Philippines: In banks we trust? So did Ampatuans

by MALOU MANGAHAS

UNLESS THE Anti-Money Laundering Council (AMLC) moves faster than usual, the clan implicated in the Nov. 23, 2009 Maguindanao Massacre might soon retake control of what by all accounts is a scandalously vast estate of money and mansions, and wheels and weapons it had acquired while governing over a dirt-poor province.

Next week, on Dec. 2, a freeze order on 597 bank accounts, 142 firearms, 132 motor vehicles, and 113 houses and lots, recorded in the names of 27 Ampatuan family members and their associates, will lapse.
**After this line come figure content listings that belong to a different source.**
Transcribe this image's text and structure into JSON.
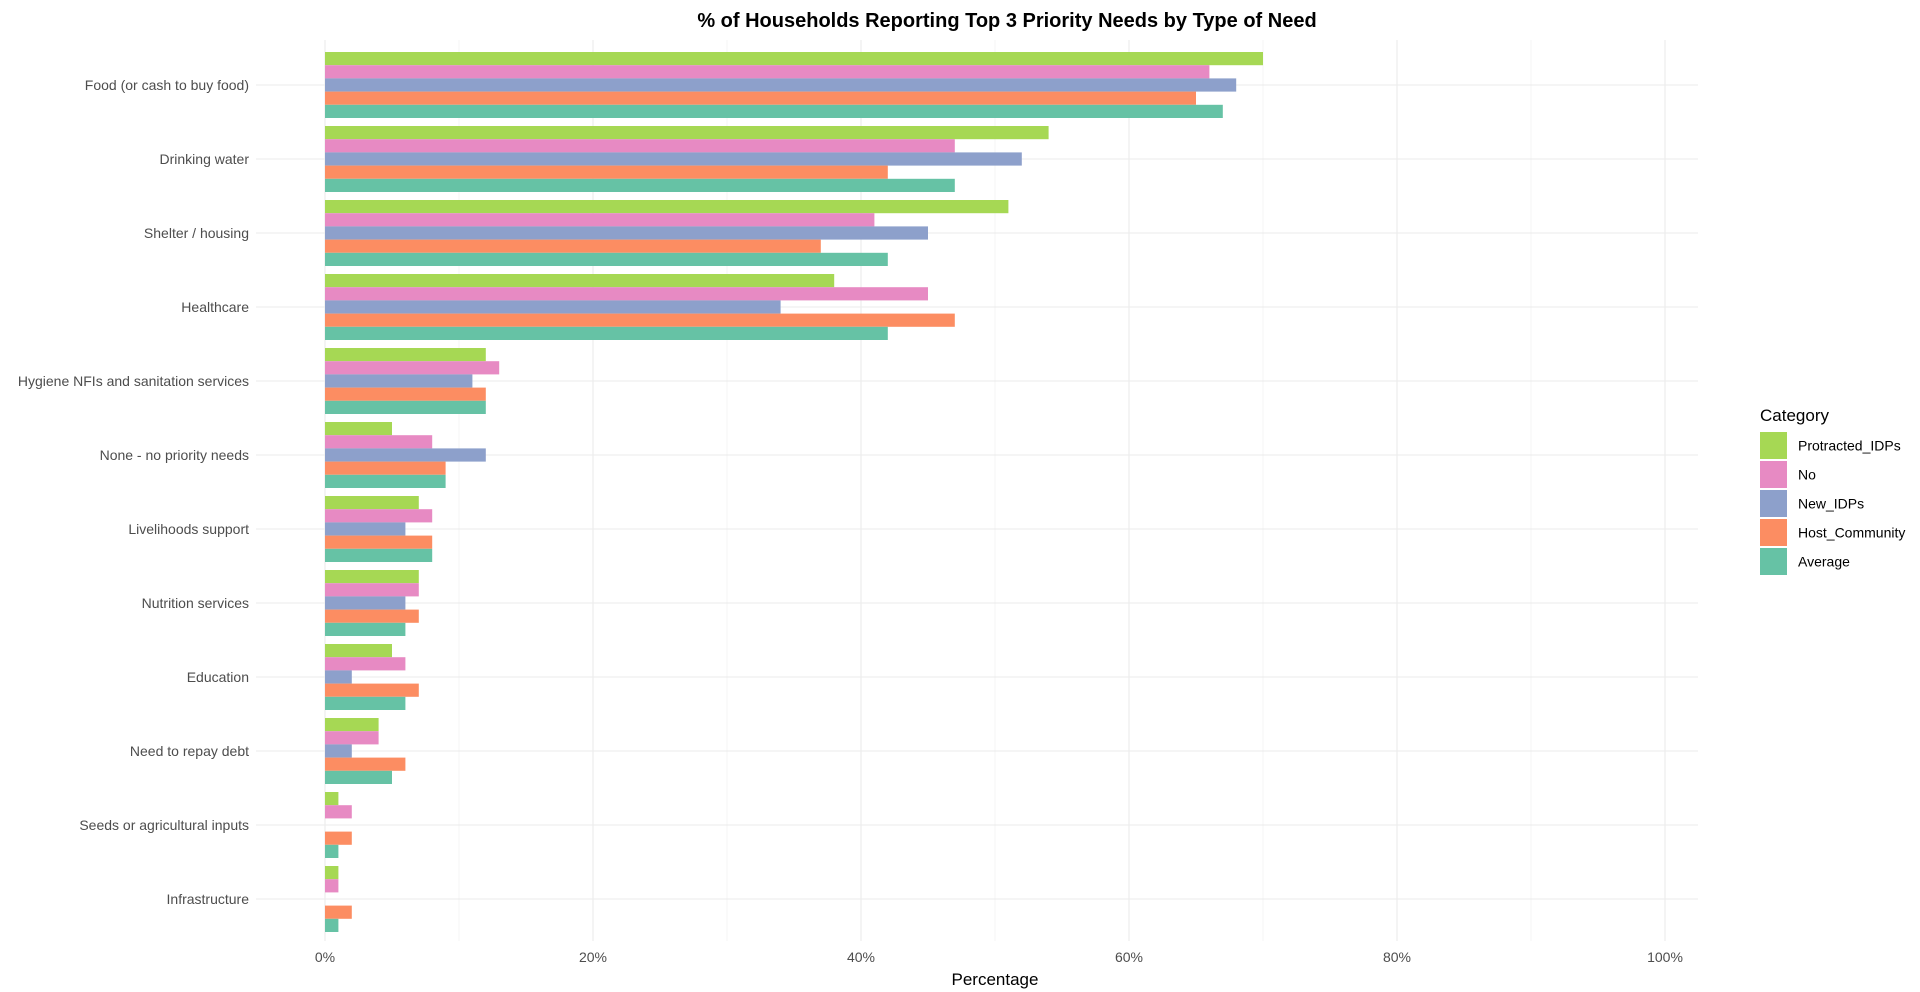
{
  "chart_data": {
    "type": "bar",
    "orientation": "horizontal",
    "title": "% of Households Reporting Top 3 Priority Needs by Type of Need",
    "xlabel": "Percentage",
    "ylabel": "",
    "xlim": [
      0,
      100
    ],
    "x_ticks": [
      0,
      20,
      40,
      60,
      80,
      100
    ],
    "x_tick_labels": [
      "0%",
      "20%",
      "40%",
      "60%",
      "80%",
      "100%"
    ],
    "grid": true,
    "legend_title": "Category",
    "legend_position": "right",
    "categories": [
      "Food (or cash to buy food)",
      "Drinking water",
      "Shelter / housing",
      "Healthcare",
      "Hygiene NFIs and sanitation services",
      "None - no priority needs",
      "Livelihoods support",
      "Nutrition services",
      "Education",
      "Need to repay debt",
      "Seeds or agricultural inputs",
      "Infrastructure"
    ],
    "series": [
      {
        "name": "Protracted_IDPs",
        "color": "#a6d854",
        "values": [
          70,
          54,
          51,
          38,
          12,
          5,
          7,
          7,
          5,
          4,
          1,
          1
        ]
      },
      {
        "name": "No",
        "color": "#e78ac3",
        "values": [
          66,
          47,
          41,
          45,
          13,
          8,
          8,
          7,
          6,
          4,
          2,
          1
        ]
      },
      {
        "name": "New_IDPs",
        "color": "#8da0cb",
        "values": [
          68,
          52,
          45,
          34,
          11,
          12,
          6,
          6,
          2,
          2,
          0,
          0
        ]
      },
      {
        "name": "Host_Community",
        "color": "#fc8d62",
        "values": [
          65,
          42,
          37,
          47,
          12,
          9,
          8,
          7,
          7,
          6,
          2,
          2
        ]
      },
      {
        "name": "Average",
        "color": "#66c2a5",
        "values": [
          67,
          47,
          42,
          42,
          12,
          9,
          8,
          6,
          6,
          5,
          1,
          1
        ]
      }
    ]
  }
}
The bank accounts alone are estimated to be worth more than a billion pesos – multiple times more money than what the Ampatuans who held elective office had declared in their asset disclosure records to be their lawful incomes and net worth.

The AMLC – which is unduly secretive in the country but quite open about its operations in international forums and toward donor agencies – is mum about what it plans to do next.
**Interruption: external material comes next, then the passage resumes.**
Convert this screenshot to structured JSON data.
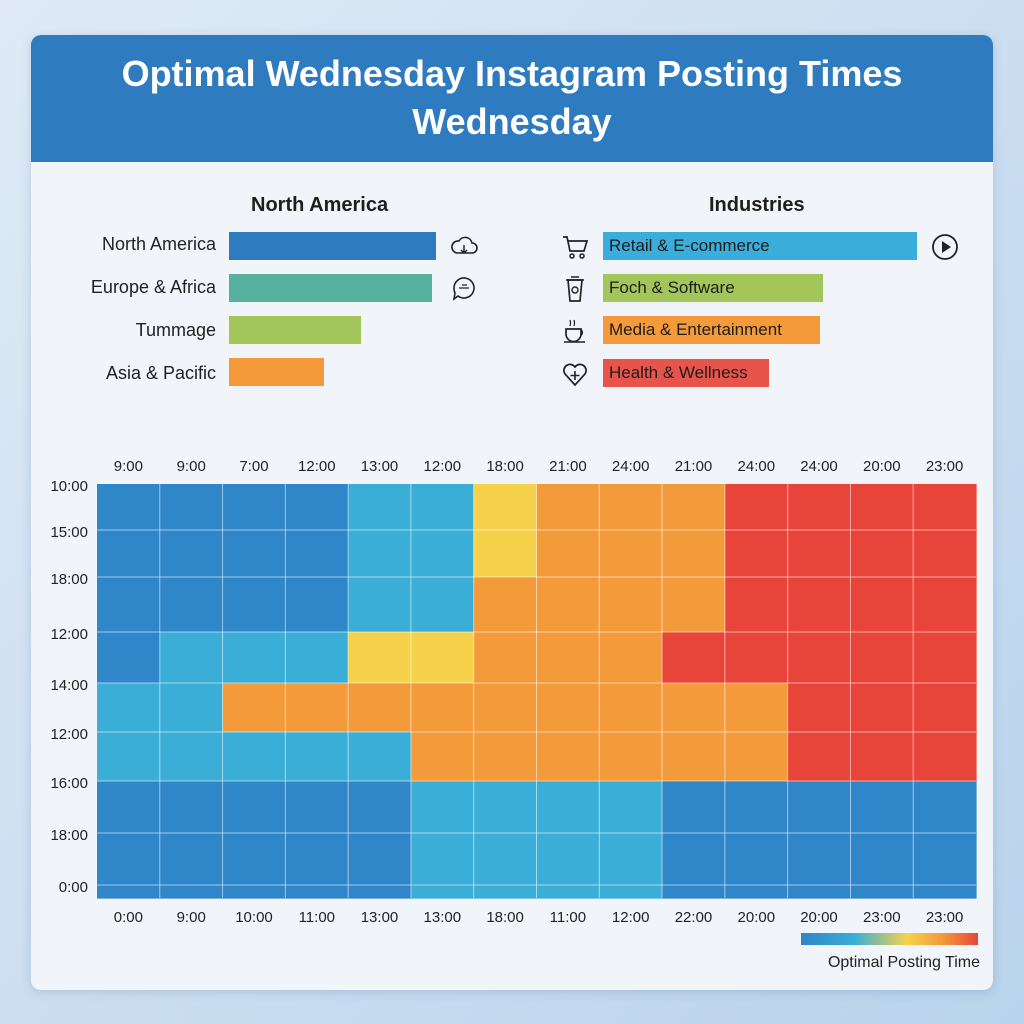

Unfortunately, it barely inspires confidence, if the last two years since the massacre are any reference.

Indeed, by most indications, the AMLC and monetary and banking officials, along with the banks, have taken largely a series of administrative half-steps and missteps against the Ampatuans, who until the massacre that killed 58 people, including 32 media workers, were the lords of Maguindanao.

In truth, the story of how the Ampatuans managed to move massive amounts of money to and from hundreds of bank accounts is also the story of why regulatory agencies failed to enforce banking laws vis-à-vis the banks.